There's something the modern Batman never does: perspire.
"But that's absurd," you scoff. "Batman doesn't sweat! He's the rootin'ist, tootin'ist hombre east of the Pecos!" And then I realize that I have my transchronobloggacommunicamator set for "Ye Olde Weste" instead of "2008" (a.k.a. "the Dawn of the Apocalyptic Era") and I adjust its various dials and levers accordingly. There. Can you hear me now?
So as I was saying -- and the older, even-shlubbier comics fans will back me up on this -- Batman did, indeed, previously possess the ability to sweat. But the question remains: why is he sweating? Why here? Why now? If I may float some (kick-ass) theories...
- He's watching a shirtless Robin clean the giant penny with a sponge and a bucket of soapy water.
- He's getting a sensuous foot massage from Dr.

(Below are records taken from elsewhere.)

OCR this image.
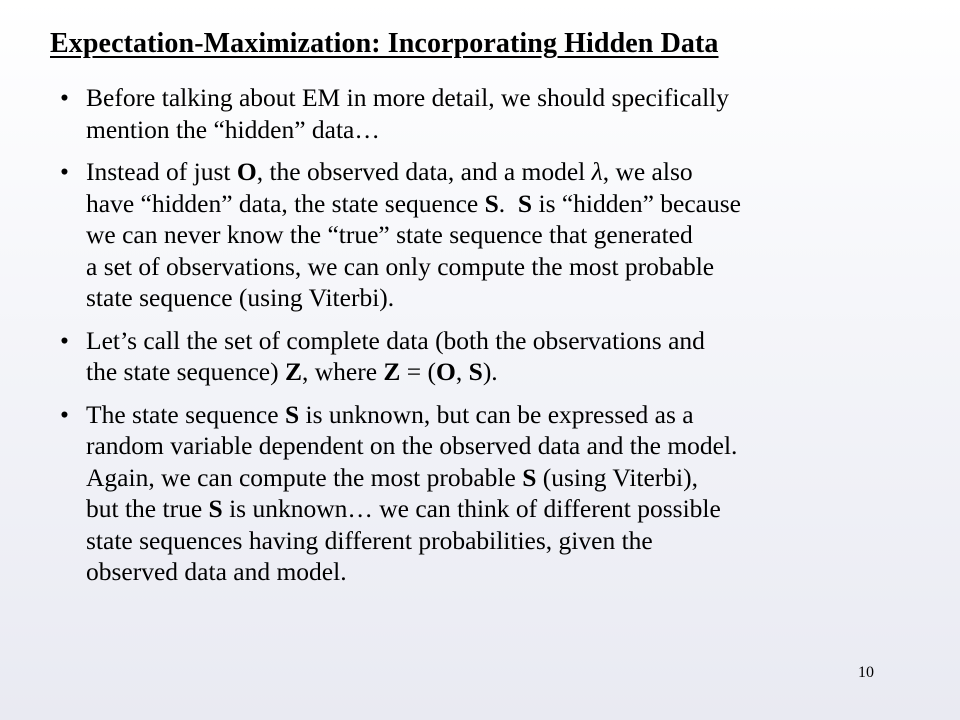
Expectation-Maximization: Incorporating Hidden Data
• Before talking about EM in more detail, we should specifically
mention the “hidden” data…
• Instead of just O, the observed data, and a model λ, we also
have “hidden” data, the state sequence S.  S is “hidden” because
we can never know the “true” state sequence that generated
a set of observations, we can only compute the most probable
state sequence (using Viterbi).
• Let’s call the set of complete data (both the observations and
the state sequence) Z, where Z = (O, S).
• The state sequence S is unknown, but can be expressed as a
random variable dependent on the observed data and the model.
Again, we can compute the most probable S (using Viterbi),
but the true S is unknown… we can think of different possible
state sequences having different probabilities, given the
observed data and model.
10
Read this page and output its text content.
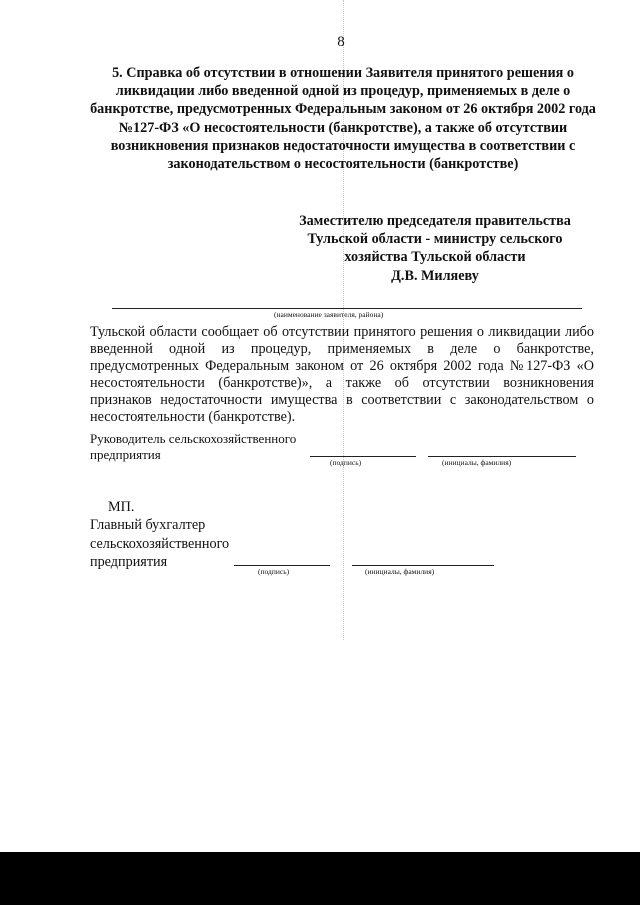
8
5. Справка об отсутствии в отношении Заявителя принятого решения о ликвидации либо введенной одной из процедур, применяемых в деле о банкротстве, предусмотренных Федеральным законом от 26 октября 2002 года №127-ФЗ «О несостоятельности (банкротстве), а также об отсутствии возникновения признаков недостаточности имущества в соответствии с законодательством о несостоятельности (банкротстве)
Заместителю председателя правительства
Тульской области - министру сельского
хозяйства Тульской области
Д.В. Миляеву
(наименование заявителя, района)
Тульской области сообщает об отсутствии принятого решения о ликвидации либо введенной одной из процедур, применяемых в деле о банкротстве, предусмотренных Федеральным законом от 26 октября 2002 года №127-ФЗ «О несостоятельности (банкротстве)», а также об отсутствии возникновения признаков недостаточности имущества в соответствии с законодательством о несостоятельности (банкротстве).
Руководитель сельскохозяйственного
предприятия
(подпись)	(инициалы, фамилия)
МП.
Главный бухгалтер
сельскохозяйственного
предприятия
(подпись)	(инициалы, фамилия)
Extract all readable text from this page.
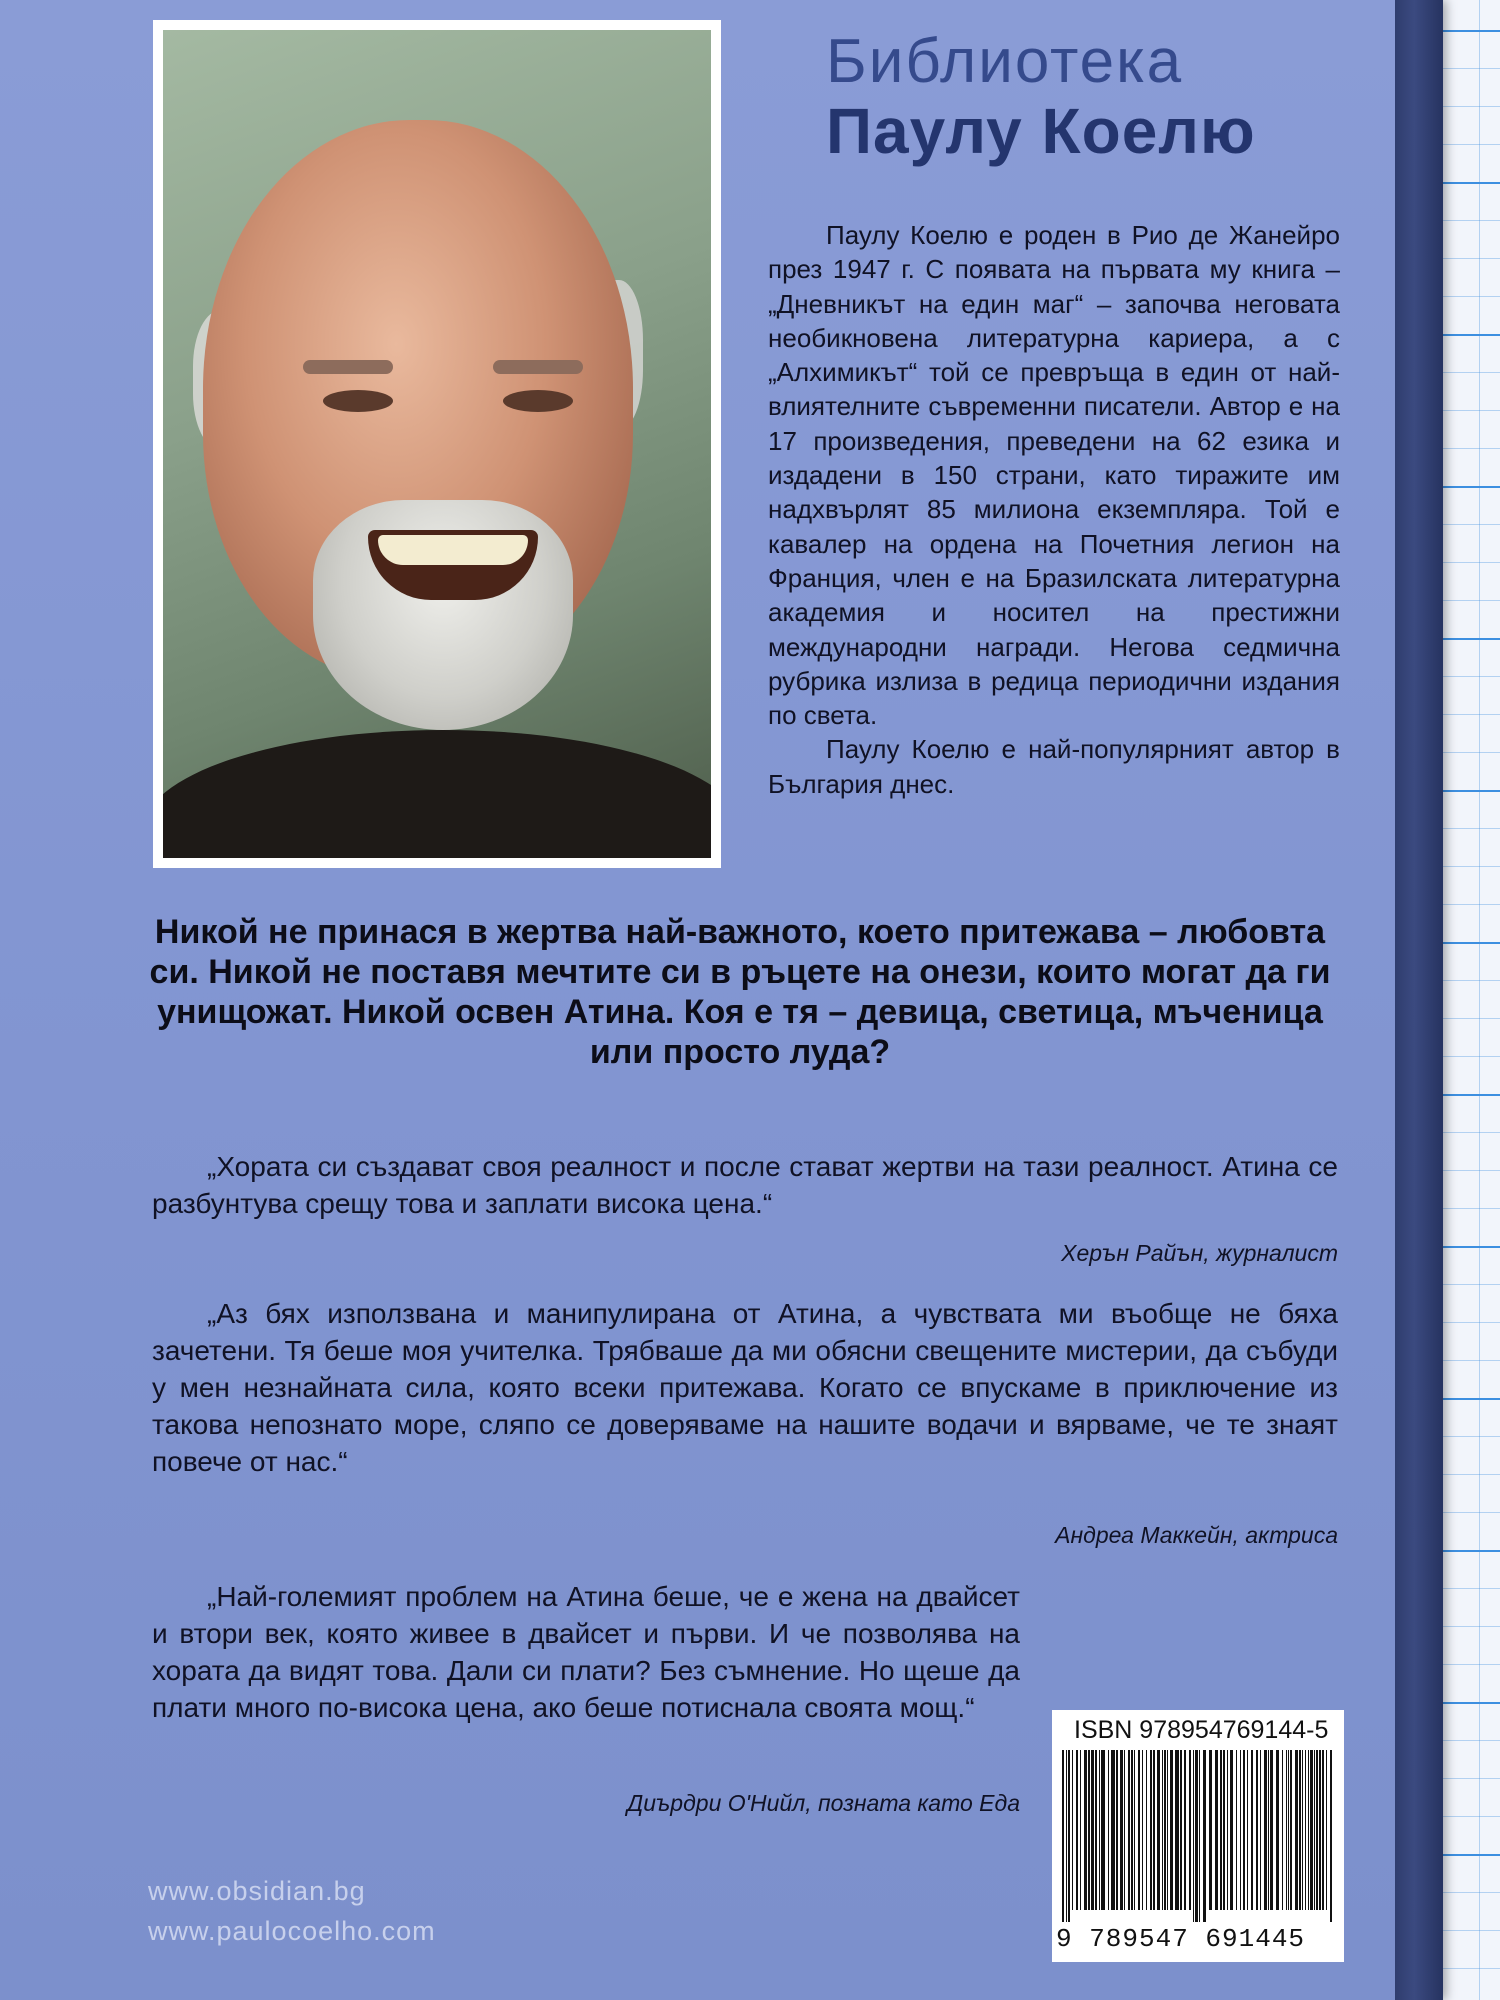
Библиотека
Паулу Коелю

Паулу Коелю е роден в Рио де Жанейро през 1947 г. С появата на първата му книга – „Дневникът на един маг“ – започва неговата необикновена литературна кариера, а с „Алхимикът“ той се превръща в един от най-влиятелните съвременни писатели. Автор е на 17 произведения, преведени на 62 езика и издадени в 150 страни, като тиражите им надхвърлят 85 милиона екземпляра. Той е кавалер на ордена на Почетния легион на Франция, член е на Бразилската литературна академия и носител на престижни международни награди. Негова седмична рубрика излиза в редица периодични издания по света.

Паулу Коелю е най-популярният автор в България днес.

Никой не принася в жертва най-важното, което притежава – любовта си. Никой не поставя мечтите си в ръцете на онези, които могат да ги унищожат. Никой освен Атина. Коя е тя – девица, светица, мъченица или просто луда?

„Хората си създават своя реалност и после стават жертви на тази реалност. Атина се разбунтува срещу това и заплати висока цена.“

Херън Райън, журналист

„Аз бях използвана и манипулирана от Атина, а чувствата ми въобще не бяха зачетени. Тя беше моя учителка. Трябваше да ми обясни свещените мистерии, да събуди у мен незнайната сила, която всеки притежава. Когато се впускаме в приключение из такова непознато море, сляпо се доверяваме на нашите водачи и вярваме, че те знаят повече от нас.“

Андреа Маккейн, актриса

„Най-големият проблем на Атина беше, че е жена на двайсет и втори век, която живее в двайсет и първи. И че позволява на хората да видят това. Дали си плати? Без съмнение. Но щеше да плати много по-висока цена, ако беше потиснала своята мощ.“

Диърдри О'Нийл, позната като Еда
ISBN 978954769144-5
9 789547 691445
www.obsidian.bg
www.paulocoelho.com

Phosphorus.
- He's got "twenty big ones" riding on the Gotham Knights in the big game tonight, but Poison Ivy is dating their star quarterback, and she's always showin' up at games and shit, screwing things up.
- He's quietly riding out, like, his fourteenth consecutive heart attack.
- The lava dome that comprises the floor of the Batcave is cracking open.
- The Joker surreptitiously dosed him with his latest toxin, or, more likely, senile old Alfred undercooked the fucking porkchops again.